Il semblait furieux, mais Céleste pouvait percevoir un léger tremblement dans sa voix.

— Vous n'aviez aucune raison de vous inquiéter, je... commença-t-elle.

Aucune raison ?! On vient de perdre Hugot, Céleste !

— Mais...

— On n'a pas besoin que tu disparaisses à ton tour ! Tu ne te rends pas compte de la peur que tu nous as faite...

— Roméo, je...

— Sur les Trois Stellæ, tu aurais au moins pu nous prévenir, ou...

— JE SAIS !

Le garçon se tut. Il se contenta de fixer son amie d'un air ahuri. Céleste élevait rarement la voix, et ne le faisait que lorsque la situation était critique. Il s'assit donc à ses côtés sur le lit, prêt à écouter ce qu'elle avait à lui raconter, et Amælie fit de même. Céleste prit donc une profonde inspiration et se confia à ses deux amis, leur faisant le récit de son escapade à partir de sa téléportation jusqu'à la fin du récit d'Arthur, dont elle se permit d'omettre quelques détails, jugeant qu'elle n'était pas en droit d'ainsi dévoiler la vie de cet homme à qui voulait l'entendre. Elle se contenta donc de leur raconter que celui-ci avait perdu sa petite fille, qui habitait à Noctis. Arrivée là, elle hésita à se confier davantage. La suite de son récit lèverait le voile sur ses sentiments. Roméo passa un bras autour de ses épaules et Amælie lui pressa l'avant-bras en signe d'encouragement. Céleste voulut ouvrir la bouche pour parler mais ses mots s'étranglèrent dans sa gorge. Elle ferma les yeux pour tenter de se calmer mais, immanquablement, le visage souriant d'Hugot apparut sous ses paupières closes, ne faisant qu'empirer son état. Elle rouvrit donc précipitamment les yeux. Les mots échangés avec Arthur repassaient en boucle dans son esprit, et plus Céleste cherchait leur sens, moins elle ne les comprenait.

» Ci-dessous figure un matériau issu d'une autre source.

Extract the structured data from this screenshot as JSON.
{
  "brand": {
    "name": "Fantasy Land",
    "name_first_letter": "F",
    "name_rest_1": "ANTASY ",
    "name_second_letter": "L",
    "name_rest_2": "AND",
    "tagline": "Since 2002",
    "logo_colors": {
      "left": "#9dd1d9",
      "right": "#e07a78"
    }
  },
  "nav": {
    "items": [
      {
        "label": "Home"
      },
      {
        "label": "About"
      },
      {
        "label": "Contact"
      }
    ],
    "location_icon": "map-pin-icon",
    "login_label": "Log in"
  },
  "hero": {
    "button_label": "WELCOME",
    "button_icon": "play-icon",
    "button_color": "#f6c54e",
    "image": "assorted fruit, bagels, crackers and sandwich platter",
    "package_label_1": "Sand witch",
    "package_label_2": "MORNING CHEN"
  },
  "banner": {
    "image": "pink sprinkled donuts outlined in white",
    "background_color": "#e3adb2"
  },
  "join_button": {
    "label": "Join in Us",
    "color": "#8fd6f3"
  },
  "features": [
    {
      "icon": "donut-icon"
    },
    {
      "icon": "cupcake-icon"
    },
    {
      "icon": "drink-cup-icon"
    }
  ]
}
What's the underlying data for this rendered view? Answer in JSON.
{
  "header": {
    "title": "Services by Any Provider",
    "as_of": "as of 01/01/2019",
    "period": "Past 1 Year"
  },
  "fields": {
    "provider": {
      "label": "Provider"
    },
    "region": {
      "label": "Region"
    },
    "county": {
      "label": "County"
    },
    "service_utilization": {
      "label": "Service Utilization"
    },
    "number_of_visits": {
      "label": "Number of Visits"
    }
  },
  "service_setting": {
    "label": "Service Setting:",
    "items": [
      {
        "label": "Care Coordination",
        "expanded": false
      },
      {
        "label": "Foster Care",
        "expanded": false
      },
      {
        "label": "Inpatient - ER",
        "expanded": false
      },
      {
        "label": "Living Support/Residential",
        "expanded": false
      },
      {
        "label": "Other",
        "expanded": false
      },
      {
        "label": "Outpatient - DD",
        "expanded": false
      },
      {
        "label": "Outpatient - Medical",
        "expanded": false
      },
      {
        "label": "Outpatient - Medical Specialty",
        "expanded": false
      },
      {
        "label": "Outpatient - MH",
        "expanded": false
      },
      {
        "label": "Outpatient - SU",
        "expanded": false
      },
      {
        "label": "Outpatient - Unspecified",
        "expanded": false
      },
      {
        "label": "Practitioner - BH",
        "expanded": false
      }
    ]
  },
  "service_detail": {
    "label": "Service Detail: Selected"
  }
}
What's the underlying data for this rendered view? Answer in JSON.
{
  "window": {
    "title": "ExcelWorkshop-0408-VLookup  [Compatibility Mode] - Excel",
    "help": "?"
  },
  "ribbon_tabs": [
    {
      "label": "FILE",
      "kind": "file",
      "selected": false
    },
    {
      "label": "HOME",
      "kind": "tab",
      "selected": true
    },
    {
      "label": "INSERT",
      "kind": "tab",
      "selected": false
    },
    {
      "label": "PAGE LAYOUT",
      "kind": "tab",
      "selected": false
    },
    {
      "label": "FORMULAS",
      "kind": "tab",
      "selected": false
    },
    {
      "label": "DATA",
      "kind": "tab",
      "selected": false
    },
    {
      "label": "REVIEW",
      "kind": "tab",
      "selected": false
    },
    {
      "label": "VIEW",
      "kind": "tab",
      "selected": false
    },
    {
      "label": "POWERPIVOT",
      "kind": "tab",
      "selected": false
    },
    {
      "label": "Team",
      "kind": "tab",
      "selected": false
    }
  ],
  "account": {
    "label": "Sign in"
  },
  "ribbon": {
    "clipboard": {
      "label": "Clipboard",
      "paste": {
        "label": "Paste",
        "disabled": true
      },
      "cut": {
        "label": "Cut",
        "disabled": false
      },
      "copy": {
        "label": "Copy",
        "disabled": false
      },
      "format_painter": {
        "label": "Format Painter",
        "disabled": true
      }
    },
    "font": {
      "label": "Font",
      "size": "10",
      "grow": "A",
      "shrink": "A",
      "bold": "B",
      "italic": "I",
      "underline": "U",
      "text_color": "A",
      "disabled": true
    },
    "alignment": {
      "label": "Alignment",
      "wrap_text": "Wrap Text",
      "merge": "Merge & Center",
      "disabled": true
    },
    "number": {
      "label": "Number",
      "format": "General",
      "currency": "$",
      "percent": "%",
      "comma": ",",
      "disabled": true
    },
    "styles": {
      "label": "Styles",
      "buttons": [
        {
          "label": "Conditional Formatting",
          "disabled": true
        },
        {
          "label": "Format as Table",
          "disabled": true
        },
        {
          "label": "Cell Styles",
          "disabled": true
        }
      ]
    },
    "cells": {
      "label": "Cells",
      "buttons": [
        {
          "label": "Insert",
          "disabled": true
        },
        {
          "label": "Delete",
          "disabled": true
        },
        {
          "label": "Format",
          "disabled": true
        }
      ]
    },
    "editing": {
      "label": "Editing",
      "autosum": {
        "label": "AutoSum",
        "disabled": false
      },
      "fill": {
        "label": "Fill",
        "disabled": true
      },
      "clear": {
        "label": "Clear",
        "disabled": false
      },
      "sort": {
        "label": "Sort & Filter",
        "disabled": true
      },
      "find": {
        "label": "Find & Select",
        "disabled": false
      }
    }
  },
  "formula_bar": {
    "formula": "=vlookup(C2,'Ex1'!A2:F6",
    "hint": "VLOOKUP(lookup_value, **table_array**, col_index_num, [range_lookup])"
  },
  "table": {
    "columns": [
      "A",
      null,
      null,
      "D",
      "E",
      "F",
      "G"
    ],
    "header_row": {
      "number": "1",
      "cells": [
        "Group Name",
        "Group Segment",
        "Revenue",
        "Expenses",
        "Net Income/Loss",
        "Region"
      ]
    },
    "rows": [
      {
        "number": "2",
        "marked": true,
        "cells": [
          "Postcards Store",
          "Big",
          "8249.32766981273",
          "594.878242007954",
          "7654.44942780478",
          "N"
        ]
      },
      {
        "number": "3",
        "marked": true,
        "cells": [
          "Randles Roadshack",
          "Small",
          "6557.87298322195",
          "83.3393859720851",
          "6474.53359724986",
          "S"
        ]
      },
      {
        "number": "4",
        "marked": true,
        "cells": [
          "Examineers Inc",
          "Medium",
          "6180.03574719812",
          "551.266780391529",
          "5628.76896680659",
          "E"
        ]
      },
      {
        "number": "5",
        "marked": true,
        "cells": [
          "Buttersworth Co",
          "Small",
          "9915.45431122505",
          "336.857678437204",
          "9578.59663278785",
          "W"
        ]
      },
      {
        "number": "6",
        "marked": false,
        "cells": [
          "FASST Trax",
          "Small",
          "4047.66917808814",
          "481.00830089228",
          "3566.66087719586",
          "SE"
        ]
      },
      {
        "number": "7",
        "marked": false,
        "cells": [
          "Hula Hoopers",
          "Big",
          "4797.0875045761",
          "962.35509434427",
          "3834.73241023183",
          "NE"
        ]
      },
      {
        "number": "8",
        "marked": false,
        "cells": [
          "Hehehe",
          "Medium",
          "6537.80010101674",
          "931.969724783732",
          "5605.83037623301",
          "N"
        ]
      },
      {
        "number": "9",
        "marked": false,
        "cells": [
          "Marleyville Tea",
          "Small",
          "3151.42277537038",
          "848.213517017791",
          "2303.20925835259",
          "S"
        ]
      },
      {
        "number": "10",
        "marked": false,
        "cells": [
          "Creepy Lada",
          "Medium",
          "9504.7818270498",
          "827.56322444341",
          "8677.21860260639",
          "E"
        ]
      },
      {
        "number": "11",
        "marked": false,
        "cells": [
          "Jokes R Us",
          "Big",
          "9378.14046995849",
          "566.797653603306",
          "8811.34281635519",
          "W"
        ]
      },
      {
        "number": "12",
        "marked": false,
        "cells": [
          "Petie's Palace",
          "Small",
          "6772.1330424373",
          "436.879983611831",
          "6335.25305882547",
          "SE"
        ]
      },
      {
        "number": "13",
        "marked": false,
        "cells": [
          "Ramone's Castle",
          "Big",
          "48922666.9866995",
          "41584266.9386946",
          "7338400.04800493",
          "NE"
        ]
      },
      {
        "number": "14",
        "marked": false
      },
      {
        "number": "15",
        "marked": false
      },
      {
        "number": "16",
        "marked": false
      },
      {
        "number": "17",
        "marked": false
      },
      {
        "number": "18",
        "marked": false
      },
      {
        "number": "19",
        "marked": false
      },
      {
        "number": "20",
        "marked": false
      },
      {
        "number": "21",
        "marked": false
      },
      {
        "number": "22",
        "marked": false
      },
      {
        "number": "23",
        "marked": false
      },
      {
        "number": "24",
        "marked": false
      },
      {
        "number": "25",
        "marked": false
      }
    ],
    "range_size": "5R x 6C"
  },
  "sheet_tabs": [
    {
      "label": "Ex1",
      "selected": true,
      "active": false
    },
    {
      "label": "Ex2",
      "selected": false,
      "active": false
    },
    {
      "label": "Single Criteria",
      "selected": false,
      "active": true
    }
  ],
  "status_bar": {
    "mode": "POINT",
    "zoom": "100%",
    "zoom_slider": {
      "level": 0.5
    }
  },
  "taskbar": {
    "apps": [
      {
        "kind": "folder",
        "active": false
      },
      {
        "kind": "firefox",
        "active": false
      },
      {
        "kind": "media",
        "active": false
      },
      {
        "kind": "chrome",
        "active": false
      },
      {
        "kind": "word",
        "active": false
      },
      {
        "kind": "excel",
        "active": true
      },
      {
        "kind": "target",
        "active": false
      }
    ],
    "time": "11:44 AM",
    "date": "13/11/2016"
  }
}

Pour la deuxième fois de la soirée, une larme glissa sur la joue de la jeune fille, qui ne tenta rien pour la retenir. Elle les laissa couler une à une, n'ignorant pas que la fatigue n'était pas innocente à ses pleurs. Elle laissa tomber sa tête sur l'épaule de Roméo en sanglotant de plus bel, ne connaissant même pas la raison exacte de ses larmes.

— J'ai besoin d'aide, murmura-t-elle. J'ai besoin d'aide. Aidez-moi, je vous en prie, aidez-moi !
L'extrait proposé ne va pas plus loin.